You are viewing a plain text version of this content. The canonical link for it is here.
Posted to issues@spark.apache.org by "Shannon Carey (Jira)" <ji...@apache.org> on 2021/02/18 20:13:00 UTC

[jira] [Comment Edited] (SPARK-32385) Publish a "bill of materials" (BOM) descriptor for Spark with correct versions of various dependencies

    [ https://issues.apache.org/jira/browse/SPARK-32385?page=com.atlassian.jira.plugin.system.issuetabpanels:comment-tabpanel&focusedCommentId=17286704#comment-17286704 ] 

Shannon Carey edited comment on SPARK-32385 at 2/18/21, 8:12 PM:
-----------------------------------------------------------------

Here's another reason that either a BOM or a move away from dependency management on the Spark side would be helpful.

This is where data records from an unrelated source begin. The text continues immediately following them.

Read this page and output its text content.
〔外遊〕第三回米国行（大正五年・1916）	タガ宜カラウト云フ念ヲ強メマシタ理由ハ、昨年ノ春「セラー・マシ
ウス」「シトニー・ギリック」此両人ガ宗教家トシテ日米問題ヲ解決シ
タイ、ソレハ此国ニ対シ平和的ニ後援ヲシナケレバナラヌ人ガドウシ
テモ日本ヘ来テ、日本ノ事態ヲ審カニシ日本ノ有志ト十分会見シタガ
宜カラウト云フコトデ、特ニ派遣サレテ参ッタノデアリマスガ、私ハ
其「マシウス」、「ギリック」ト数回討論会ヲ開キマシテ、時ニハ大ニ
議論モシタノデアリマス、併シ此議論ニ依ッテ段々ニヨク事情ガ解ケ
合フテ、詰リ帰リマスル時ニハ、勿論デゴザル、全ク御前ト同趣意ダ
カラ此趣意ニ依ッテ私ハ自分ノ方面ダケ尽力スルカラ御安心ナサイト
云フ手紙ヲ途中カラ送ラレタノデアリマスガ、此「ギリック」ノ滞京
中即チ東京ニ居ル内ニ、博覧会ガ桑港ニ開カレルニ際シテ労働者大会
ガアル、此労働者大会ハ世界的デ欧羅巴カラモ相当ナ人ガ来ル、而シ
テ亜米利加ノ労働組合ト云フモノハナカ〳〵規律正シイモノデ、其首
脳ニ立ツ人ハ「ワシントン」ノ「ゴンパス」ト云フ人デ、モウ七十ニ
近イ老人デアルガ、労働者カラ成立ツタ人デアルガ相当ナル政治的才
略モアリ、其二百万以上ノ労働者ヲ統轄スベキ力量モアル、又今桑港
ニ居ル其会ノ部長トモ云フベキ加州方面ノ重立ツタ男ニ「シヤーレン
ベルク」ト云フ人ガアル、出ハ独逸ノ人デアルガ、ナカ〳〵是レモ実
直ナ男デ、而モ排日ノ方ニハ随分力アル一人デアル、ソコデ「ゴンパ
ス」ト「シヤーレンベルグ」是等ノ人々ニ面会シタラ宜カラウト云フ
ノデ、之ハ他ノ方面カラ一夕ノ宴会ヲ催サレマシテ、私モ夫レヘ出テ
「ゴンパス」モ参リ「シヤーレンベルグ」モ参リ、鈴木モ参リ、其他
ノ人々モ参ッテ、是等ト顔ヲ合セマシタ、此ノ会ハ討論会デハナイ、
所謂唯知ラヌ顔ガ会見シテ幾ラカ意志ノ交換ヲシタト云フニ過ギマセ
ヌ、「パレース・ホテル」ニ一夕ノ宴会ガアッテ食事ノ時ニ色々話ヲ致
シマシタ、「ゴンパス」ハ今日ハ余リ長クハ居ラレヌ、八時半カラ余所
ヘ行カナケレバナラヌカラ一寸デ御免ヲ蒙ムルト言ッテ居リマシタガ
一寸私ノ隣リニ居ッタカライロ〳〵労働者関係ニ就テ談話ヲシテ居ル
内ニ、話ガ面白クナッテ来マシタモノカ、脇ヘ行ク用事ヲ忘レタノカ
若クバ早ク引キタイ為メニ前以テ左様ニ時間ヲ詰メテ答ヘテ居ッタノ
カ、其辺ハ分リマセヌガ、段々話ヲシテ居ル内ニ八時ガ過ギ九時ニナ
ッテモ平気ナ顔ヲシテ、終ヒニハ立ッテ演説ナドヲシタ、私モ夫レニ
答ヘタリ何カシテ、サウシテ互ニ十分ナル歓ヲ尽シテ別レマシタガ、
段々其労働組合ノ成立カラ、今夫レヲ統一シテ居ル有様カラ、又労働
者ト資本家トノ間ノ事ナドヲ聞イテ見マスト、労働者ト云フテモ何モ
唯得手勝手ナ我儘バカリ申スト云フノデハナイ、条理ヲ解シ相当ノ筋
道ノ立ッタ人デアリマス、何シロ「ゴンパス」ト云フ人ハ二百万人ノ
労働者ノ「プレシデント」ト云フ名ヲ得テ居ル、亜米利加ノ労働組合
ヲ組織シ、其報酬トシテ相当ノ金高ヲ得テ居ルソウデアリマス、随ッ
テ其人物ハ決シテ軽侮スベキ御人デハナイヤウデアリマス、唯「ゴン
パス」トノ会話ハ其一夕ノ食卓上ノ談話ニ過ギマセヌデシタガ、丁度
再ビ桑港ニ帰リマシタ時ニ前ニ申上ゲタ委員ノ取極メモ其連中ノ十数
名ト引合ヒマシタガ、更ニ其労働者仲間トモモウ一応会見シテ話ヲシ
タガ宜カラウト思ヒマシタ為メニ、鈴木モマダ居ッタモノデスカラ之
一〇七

Problems such as this [https://stackoverflow.com/questions/42352091/spark-sql-fails-with-java-lang-noclassdeffounderror-org-codehaus-commons-compil] occur even if the user has apparently done everything right. The Spark top-level POM specifies version 3.0.9 of janino in its <dependencyManagement>, but when Maven pulls that transitive dependency in via something like spark-sql, it gets the latest version instead (such as 3.1.2). This occurs due to surprising behavior in Maven, recorded in https://issues.apache.org/jira/browse/MNG-5761 and https://issues.apache.org/jira/browse/MNG-6141 .

This problem forces people to add direct dependencies to specific versions of transitive things, sometimes without understanding the cause of the issue, and leads to POMs being more fragile.

If you provide a BOM, that could help with this, if the versions are specified. Or, don't rely purely on dependency management in Maven, for libraries.


was (Author: rehevkor5):
Here's another reason that either a BOM or a move away from dependency management on the Spark side would be helpful.

Problems such as this [https://stackoverflow.com/questions/42352091/spark-sql-fails-with-java-lang-noclassdeffounderror-org-codehaus-commons-compil] occur even if the user has apparently done everything right. The Spark top-level POM specifies version 3.0.9 of janino in its <dependencyManagement>, but when Maven pulls that transitive dependency in via something like spark-sql, it gets the latest version instead (such as 3.1.2). This occurs due to surprising behavior in Maven, recorded in https://issues.apache.org/jira/browse/MNG-5761 andhttps://issues.apache.org/jira/browse/MNG-6141 .

This problem forces people to add direct dependencies to specific versions of transitive things, sometimes without understanding the cause of the issue, and leads to POMs being more fragile.

If you provide a BOM, that could help with this, if the versions are specified. Or, don't rely purely on dependency management in Maven, for libraries.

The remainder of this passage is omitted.